On Designing Your Corporate Culture

  • In addition to historical takeaways, there are three main points to keep in mind as you are creating your own corporate culture:
    • “Cultures, like the organizations that create them, must evolve to meet new challenges” (p. 179).
    • “All cultures are aspirational … the point is not to be perfect, just better than you were yesterday” (pp. 179-180).
    • “While you can draw inspiration from other cultures, don’t try to adapt another organization’s ways” (p. 180).
  • Culture is a balancing act. “While every company needs core common cultural elements, trying to make all aspects of your culture identical across functions means weakening some functions in favor of others” (p. 189).
  • Culture can be thought of as a way of describing the types of employees that you would like to have in your company. Horowitz suggests four main characteristics to look for: smart, humble, hardworking, collaborative (p. 192). “Culture begins with deciding what you value most.” (p. 246)
  • One of the most important things to remember when managing culture is flexibility. Not all rules are hard and fast; sometimes the priority of values must be shuffled depending on the situation at hand.

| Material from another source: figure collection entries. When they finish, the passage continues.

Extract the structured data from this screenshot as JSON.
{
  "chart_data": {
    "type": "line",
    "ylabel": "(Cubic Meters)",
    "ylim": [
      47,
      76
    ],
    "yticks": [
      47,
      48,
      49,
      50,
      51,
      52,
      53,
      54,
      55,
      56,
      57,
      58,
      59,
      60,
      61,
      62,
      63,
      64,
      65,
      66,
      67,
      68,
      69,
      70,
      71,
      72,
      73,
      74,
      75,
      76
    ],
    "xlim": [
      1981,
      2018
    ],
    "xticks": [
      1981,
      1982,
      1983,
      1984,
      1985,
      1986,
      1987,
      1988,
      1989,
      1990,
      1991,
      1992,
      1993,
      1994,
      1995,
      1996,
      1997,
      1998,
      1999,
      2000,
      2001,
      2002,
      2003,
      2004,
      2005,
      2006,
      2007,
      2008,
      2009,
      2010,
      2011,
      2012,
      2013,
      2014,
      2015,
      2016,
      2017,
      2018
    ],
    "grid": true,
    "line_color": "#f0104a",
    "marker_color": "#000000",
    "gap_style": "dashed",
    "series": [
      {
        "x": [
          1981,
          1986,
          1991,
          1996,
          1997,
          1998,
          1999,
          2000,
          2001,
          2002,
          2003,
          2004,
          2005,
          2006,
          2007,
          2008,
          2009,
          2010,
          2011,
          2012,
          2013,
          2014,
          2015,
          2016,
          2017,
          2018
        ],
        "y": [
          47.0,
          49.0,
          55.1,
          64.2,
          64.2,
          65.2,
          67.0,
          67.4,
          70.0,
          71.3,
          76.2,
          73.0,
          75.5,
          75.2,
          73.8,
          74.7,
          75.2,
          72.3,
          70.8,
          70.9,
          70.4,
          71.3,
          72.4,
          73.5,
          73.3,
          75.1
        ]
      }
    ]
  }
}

  • Values that should be central to your culture, no matter the industry, are trust, loyalty, and openness to bad news. If the culture is built around these three, and manages to evolve as the company does, the culture has a firm foundation that should withstand any instability that may arise.

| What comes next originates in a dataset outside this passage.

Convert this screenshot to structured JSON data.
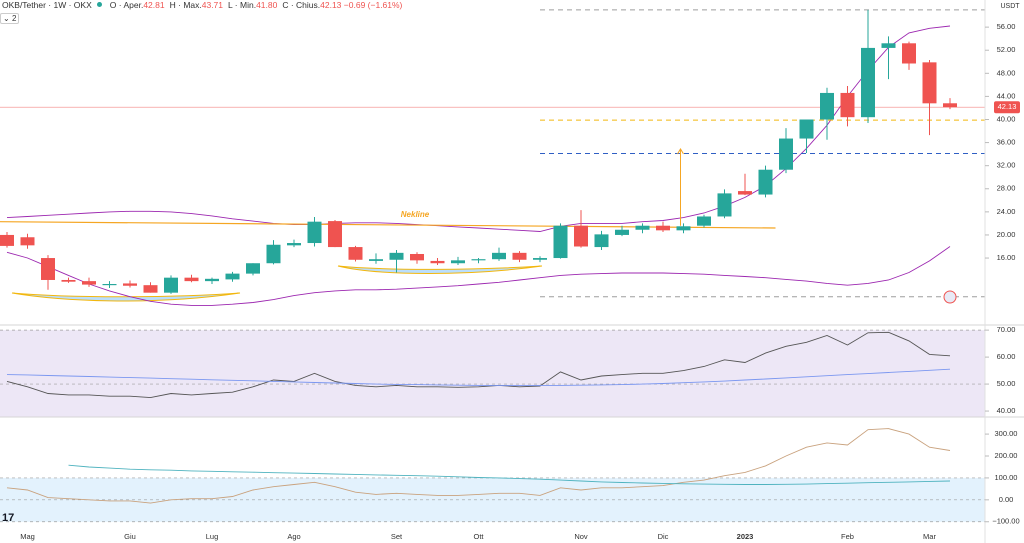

  • On trust, when truthfulness seems it could hurt the culture: “The trick – and it’s tricky – is to tell the truth without thereby destroying the company. To do this, you must accept that you can’t change reality, but you can assign it a new meaning” (p. 235).

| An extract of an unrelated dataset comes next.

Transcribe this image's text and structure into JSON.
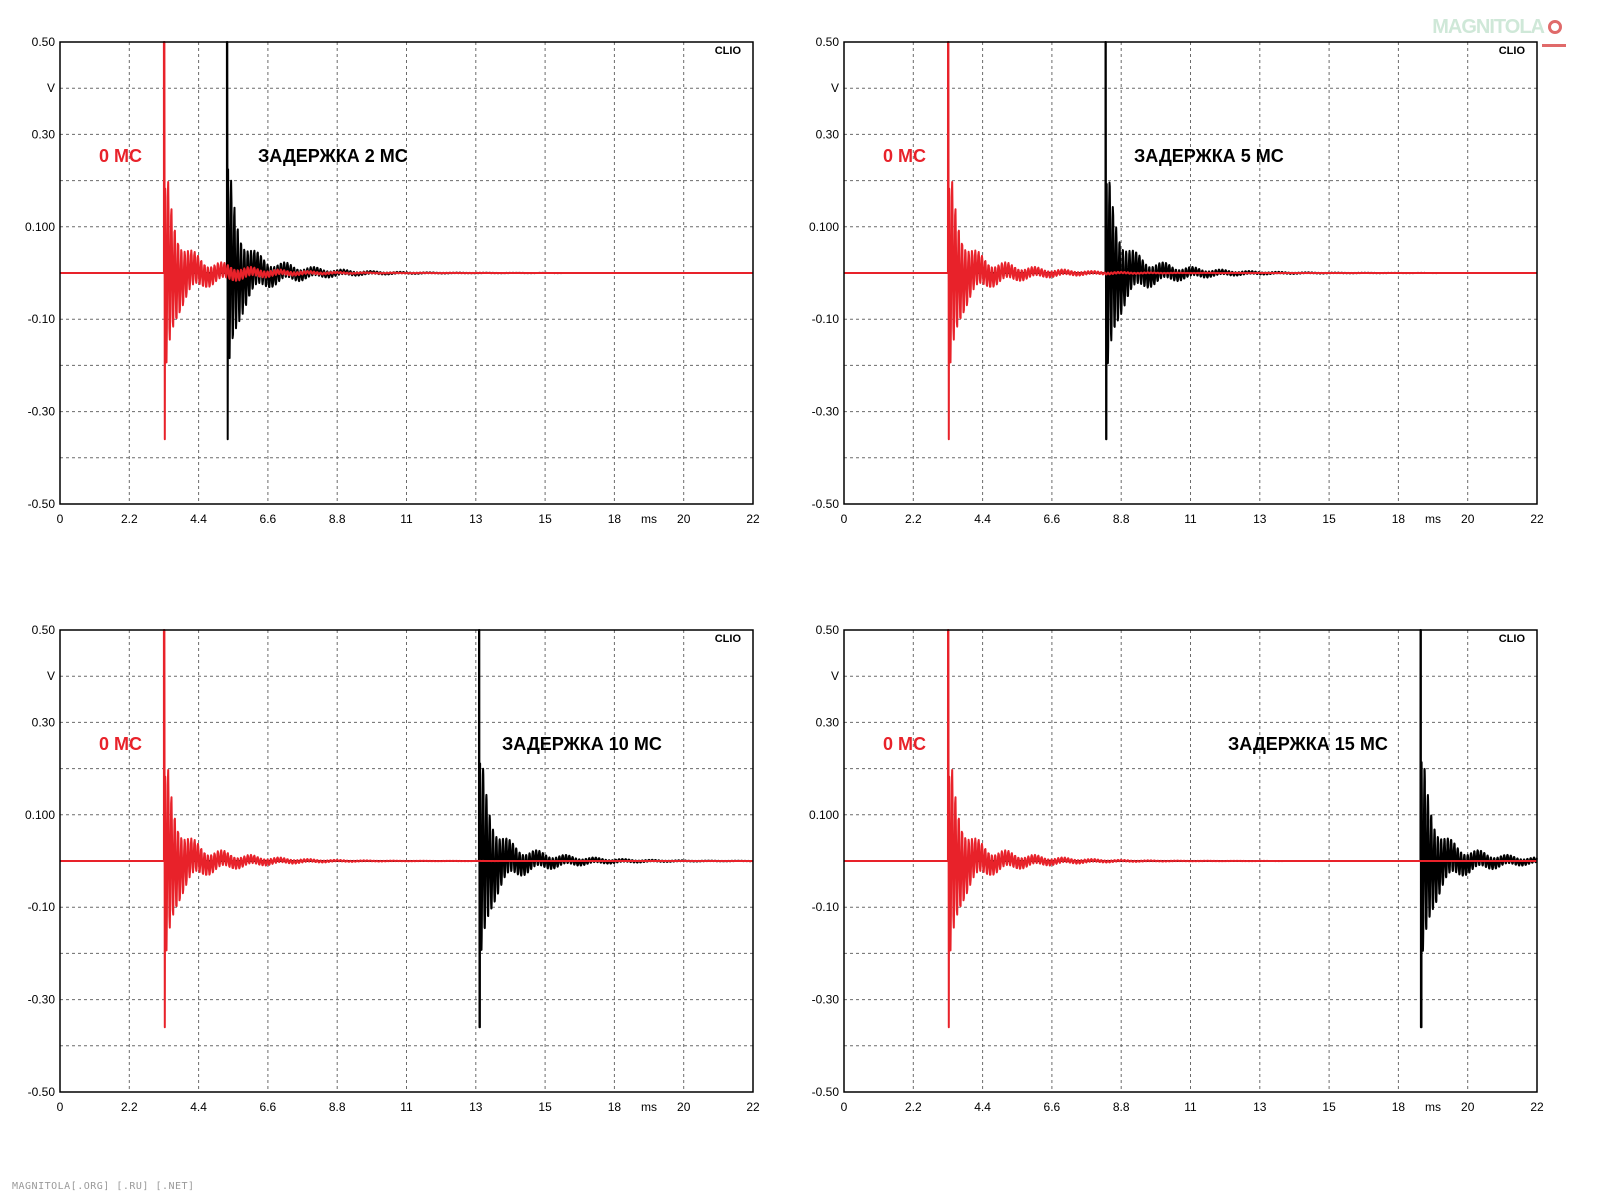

  • On openness to bad news: “People take their cues from the leader, so if you’re okay with bad news, they will be too” (p. 240). Encouraging employees to share updates, even when they are negative, will encourage a productive work environment with forward momentum despite unexpected slowdowns.
  • On loyalty: “Ultimately, loyalty is about the quality of your relationships. People don’t leave companies, they leave managers” (p. 243).

On Broken Culture

  • There are several key indicators that there is an issue with corporate culture:
  • “The wrong people are quitting too often … If your business is going well, yet people are leaving at a higher-than-industry-expected rate, you have a culture problem. If they’re precisely the people you want to keep, that’s an even worse sign” (p. 210).
  • “You’re failing at your top priorities” (p. 210).
  • “An employee does something that truly shocks you … If somebody behaves in a way you can’t believe, remember that your culture somehow made that acceptable.” (pp. 210-211).
  • One way to counteract a broken culture is through object lessons: “an object warning … is a dramatic warning you put into effect after something bad has happened and you need to correct it in a way that will reset the culture and make sure the bad thing never happens again” (p. 212).
  • To avoid destroying culture as a manager, follow the rule of disagreeing and committing. “You can disagree in the meeting, but afterward you must not only support the final decision, you must be able to compellingly articulate the reasons the decision was made” (p. 225).

Horowitz, B. (2019). What You Do Is Who You Are: How to Create Your Business Culture. New York: HarperBusiness.